Christian Heinrich Spiess (4 April 1755 – 17 August 1799) was a German writer of romances and later popular sensational horror stories.

==Life==
He was born in Freiberg in Saxony.
For a time an actor, he was appointed in 1788 controller on the estate of Count Caspar Hermann von Künigl at Besdiekau in Bohemia, where he died, almost insane, the result of his weird fancies, on 17 August 1799.

Spiess, in his Ritter-, Räuber- and Geister-Romane, as they are called—stories of knights, robbers and ghosts of the "dark" ages—the idea of which he borrowed from Goethe's Götz von Berlichingen and Schiller's Die Räuber and Der Geisterseher, was the founder of the German Schauerroman (shocker), a style of writing continued, though in a finer vein, by Carl Gottlob Cramer (1758–1817) and by Goethe's brother-in-law, Christian August Vulpius.

These stories, appealing largely to the vulgar taste, made Spiess one of the most widely read authors of his day. The most popular was a ghost story of the 13th century, Das Petermännchen (1793); this was an influence on the work of Ann Radcliffe and the novel The Monk by Matthew Gregory Lewis. The novel involves a knight who is encouraged by an evil ghost (in the form of a dwarf) to commit rape, incest and murder, before being torn to pieces by the Devil.

Among his other Schauerroman stories were Der alte Überall and Nirgends (1792); Die Löwenritter (1794), and Hans Heiling, vierter und letzter Regent der Erd- Luft- Feuer- und Wasser-Geister (1798).

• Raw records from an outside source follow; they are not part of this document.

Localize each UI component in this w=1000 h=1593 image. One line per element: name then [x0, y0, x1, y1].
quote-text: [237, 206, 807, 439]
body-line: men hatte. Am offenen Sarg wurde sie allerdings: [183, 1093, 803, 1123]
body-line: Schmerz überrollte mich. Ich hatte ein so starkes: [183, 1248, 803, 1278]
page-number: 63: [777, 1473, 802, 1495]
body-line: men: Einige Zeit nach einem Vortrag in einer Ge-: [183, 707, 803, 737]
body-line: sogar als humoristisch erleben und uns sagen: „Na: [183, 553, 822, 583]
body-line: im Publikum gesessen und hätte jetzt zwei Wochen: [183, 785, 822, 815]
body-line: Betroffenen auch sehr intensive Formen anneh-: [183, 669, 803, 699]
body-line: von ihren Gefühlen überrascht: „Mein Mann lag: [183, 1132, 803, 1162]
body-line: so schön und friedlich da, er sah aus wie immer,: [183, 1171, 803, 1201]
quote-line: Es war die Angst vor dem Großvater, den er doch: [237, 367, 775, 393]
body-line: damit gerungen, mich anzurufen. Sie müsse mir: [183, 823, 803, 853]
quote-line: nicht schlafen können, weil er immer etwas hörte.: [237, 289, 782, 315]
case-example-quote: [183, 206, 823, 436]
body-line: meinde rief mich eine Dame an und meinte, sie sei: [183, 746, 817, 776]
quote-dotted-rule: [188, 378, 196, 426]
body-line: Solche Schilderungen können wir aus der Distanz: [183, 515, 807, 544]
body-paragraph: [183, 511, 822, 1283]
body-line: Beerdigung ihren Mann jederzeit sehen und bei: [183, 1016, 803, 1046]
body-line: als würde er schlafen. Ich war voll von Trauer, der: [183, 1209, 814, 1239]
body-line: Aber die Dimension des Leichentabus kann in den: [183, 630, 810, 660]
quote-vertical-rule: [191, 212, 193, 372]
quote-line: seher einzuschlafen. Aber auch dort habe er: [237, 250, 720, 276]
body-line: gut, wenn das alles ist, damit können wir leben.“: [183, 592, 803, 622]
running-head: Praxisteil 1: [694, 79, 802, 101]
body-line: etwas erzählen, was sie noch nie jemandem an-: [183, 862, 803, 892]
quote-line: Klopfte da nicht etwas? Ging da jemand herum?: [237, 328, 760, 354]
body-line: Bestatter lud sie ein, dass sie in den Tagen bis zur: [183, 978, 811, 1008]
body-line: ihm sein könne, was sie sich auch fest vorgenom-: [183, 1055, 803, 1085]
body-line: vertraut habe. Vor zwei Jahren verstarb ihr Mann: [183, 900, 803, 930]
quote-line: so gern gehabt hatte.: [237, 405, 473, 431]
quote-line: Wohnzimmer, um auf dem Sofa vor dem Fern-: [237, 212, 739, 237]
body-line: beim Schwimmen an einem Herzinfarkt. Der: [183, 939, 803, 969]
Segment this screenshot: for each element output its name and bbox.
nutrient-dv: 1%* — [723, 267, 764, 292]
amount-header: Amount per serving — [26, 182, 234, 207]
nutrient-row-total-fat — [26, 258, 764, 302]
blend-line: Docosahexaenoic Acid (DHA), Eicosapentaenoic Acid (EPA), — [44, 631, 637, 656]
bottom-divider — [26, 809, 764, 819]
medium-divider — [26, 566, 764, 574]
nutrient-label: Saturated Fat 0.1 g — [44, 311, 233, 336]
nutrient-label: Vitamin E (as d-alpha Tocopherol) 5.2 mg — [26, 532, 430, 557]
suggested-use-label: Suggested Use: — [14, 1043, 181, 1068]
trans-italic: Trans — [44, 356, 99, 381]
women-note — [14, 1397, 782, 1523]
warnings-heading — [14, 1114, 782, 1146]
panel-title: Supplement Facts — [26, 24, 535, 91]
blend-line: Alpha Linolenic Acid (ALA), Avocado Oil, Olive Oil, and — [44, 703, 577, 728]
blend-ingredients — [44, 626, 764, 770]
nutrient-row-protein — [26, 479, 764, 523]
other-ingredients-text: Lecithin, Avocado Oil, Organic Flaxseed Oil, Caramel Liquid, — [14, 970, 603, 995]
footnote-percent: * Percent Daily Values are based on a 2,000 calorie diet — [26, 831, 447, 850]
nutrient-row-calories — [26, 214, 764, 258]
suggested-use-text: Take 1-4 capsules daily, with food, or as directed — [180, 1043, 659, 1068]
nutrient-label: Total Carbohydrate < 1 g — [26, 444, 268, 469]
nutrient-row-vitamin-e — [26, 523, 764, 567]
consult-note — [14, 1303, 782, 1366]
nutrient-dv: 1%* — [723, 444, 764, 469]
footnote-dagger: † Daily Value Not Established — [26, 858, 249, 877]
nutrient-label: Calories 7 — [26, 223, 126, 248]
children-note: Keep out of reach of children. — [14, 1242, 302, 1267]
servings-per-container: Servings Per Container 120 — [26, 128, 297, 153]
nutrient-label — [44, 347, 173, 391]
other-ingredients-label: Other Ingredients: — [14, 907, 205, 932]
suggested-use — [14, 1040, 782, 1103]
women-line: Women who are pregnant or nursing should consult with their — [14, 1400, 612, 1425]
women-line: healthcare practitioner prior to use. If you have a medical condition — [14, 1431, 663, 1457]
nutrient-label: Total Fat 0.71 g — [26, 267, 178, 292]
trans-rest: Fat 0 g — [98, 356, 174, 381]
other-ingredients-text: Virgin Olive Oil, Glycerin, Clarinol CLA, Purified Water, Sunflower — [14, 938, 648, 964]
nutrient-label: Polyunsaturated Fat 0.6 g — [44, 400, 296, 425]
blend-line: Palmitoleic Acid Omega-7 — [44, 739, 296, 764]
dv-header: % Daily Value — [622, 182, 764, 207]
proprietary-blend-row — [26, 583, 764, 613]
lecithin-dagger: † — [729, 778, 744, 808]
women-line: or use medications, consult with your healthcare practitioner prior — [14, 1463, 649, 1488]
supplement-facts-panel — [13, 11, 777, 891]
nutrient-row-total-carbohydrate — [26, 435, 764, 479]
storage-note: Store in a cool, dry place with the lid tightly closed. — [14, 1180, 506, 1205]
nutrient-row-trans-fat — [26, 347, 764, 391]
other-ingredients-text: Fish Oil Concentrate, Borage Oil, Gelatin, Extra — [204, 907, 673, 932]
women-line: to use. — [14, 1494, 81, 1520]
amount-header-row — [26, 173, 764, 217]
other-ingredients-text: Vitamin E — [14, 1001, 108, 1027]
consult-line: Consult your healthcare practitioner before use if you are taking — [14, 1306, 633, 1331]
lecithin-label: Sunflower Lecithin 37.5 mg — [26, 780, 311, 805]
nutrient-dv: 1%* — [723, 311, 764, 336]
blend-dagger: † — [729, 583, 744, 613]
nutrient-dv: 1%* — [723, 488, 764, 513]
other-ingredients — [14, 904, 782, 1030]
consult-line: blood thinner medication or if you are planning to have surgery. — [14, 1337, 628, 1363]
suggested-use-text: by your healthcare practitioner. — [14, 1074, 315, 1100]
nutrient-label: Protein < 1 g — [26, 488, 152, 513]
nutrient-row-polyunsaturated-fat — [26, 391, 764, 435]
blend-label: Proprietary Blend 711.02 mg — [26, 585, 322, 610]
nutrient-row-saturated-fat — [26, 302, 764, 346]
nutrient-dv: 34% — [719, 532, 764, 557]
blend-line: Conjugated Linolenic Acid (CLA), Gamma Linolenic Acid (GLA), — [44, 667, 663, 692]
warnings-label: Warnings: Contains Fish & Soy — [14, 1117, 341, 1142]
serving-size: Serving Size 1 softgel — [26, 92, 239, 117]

Beside numerous comedies, Spiess wrote, anticipating Schiller, a tragedy Maria Stuart (1784), which was in the same year performed at the court theatre in Vienna.

==Bibliography==
- Karl Goedeke, Grundrisz zur Geschichte der deutschen Dichtung, v. 506 sqq.
- Müller-Fraureuth, Die Ritter- and Räuberromane (Halle, 1894).